Singapore does not yet have a carbon exchange or a carbon trading
regulator. However, Singapore is home to major banks like HSBC and
Standard Chartered, which finance renewable energy projects, and CDM
project managers like EcoSecurities. Singapore is already a major
financial services and commodities trading hub and is geographically
near to a range of CDM projects in Asia, Ghandi added. Hong Kong
would be another likely contender but it is no closer to having a
working exchange, she asserted. Reports indicate that to date only
one Singapore environment solutions provider has been granted
international approval to engage in carbon trading, but six other
local firms have since applied. Carbon trading by local firms is
currently done through Europe, Ghandi said.
SMX May Trade Carbon Products in 2010
-------------------------------------
7. (U) Press reports in late October stated that the Singapore
Mercantile Exchange (SMX) may launch carbon product trading in the
second half of 2010. The SMX was established in Singapore in July
2008 as an international commodity derivatives exchange for trading
in various commodities, including options and futures contracts on
agricultural commodities, base and precious metals, currencies and
commodity indices. Reports stated that SMX would trade seven carbon
products initially, but details about the products were not
released. The SMX would compete with the European Climate Exchange
(ECX), which dominates the European and international carbon market
and trades EU Allowances (EUAs) and Certified Emissions Reductions
(CERs).
Mixed Outlook for Carbon Trading Results
----------------------------------------
8. (SBU) Local views differ on how effectively the carbon market
will actually reduce carbon emissions. Carbon credits can help
encourage investment in renewable energy projects that can be three
times as expensive as traditional fossil fuel projects, William I.
Y. Bunn, Managing Director at Asia Renewables Pte Ltd, said during a
recent seminar on renewable energy projects in Southeast Asia. Bunn
said that he supports carbon markets but acknowledged that the
market is not perfect. There is no real "punishment" in place if
companies or countries miss their emissions targets, and they can
just "loosen their belts" by relaxing targets they do not reach.
SEAS's Ghandi acknowledged that at this stage, the secondary carbon
market is actually growing faster than the primary market. Dr.

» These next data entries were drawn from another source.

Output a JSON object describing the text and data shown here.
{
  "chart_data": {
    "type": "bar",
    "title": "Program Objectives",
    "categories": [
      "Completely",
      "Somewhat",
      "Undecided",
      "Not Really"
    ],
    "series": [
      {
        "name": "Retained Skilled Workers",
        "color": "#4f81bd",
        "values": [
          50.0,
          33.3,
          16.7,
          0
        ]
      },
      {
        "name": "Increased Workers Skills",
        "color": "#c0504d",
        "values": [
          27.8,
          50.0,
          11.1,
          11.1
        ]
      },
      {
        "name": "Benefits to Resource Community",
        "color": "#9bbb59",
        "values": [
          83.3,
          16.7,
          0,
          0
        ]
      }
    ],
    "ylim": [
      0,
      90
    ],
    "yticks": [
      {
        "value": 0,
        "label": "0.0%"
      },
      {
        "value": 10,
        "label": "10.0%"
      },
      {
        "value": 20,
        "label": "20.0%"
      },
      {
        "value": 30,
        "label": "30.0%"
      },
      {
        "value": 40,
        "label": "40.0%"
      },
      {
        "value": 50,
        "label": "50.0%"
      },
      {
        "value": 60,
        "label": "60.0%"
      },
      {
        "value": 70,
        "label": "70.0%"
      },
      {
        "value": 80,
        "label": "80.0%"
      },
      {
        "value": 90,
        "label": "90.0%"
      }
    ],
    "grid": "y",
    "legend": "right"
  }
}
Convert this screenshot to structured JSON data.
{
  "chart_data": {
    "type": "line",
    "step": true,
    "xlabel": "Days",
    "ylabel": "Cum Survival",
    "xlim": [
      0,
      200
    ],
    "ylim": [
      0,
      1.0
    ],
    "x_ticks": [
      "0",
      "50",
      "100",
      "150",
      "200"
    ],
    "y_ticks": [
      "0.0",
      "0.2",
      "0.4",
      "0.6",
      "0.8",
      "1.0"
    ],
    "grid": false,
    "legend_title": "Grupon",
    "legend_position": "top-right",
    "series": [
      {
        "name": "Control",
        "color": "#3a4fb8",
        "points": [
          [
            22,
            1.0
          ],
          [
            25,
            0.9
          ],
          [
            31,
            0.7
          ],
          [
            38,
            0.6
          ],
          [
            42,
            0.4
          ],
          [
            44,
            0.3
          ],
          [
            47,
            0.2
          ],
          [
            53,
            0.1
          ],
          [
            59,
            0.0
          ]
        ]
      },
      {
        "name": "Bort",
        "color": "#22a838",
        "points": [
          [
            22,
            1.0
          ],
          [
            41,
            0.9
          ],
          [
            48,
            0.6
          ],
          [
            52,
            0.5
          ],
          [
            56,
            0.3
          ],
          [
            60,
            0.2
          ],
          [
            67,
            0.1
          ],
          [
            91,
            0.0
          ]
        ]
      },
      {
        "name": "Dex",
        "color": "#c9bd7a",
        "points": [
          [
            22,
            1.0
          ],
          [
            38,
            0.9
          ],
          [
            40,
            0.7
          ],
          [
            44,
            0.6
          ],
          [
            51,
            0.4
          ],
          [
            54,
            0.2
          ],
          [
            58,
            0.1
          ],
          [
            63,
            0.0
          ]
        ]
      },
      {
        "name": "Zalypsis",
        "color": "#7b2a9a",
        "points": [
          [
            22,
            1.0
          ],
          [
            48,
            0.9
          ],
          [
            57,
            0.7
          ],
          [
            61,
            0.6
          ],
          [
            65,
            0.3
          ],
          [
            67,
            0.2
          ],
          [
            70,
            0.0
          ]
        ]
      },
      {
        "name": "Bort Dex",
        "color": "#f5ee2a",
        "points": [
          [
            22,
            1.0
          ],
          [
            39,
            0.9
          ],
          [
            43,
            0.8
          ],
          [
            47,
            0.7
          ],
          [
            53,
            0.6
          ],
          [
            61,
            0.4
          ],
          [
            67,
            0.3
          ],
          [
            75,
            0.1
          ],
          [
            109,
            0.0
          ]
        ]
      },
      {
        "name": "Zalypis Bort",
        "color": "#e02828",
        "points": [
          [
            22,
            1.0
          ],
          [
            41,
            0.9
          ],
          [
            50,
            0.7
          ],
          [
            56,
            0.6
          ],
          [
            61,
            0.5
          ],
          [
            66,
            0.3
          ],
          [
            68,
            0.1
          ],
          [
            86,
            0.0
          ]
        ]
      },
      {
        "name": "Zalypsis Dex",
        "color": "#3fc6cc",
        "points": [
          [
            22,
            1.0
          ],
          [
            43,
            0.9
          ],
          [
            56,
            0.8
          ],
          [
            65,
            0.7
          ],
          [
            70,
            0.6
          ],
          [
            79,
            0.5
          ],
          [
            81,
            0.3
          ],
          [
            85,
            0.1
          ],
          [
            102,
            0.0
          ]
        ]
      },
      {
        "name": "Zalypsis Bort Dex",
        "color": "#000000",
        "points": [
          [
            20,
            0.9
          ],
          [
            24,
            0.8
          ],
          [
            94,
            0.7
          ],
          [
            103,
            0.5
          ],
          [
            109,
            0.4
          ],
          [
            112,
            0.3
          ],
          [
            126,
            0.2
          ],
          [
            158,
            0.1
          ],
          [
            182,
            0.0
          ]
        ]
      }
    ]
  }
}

Elspeth Thomson, a senior fellow at the Energy Studies Institute in
Singapore, expressed her concerns about the potential for financial
market problems caused by "sub-prime" carbon credits. Thomson said
she was skeptical about how emissions reductions would be accounted
for, especially as trading in the primary and secondary markets
expand, and she suggested that there was some irony in the
enthusiasm about carbon trading following the financial crisis
caused by sub-prime mortgages. In her view, there is the potential
for trading of poorly regulated carbon securities to go "very wrong"
as it did with sub-prime mortgage-backed securities.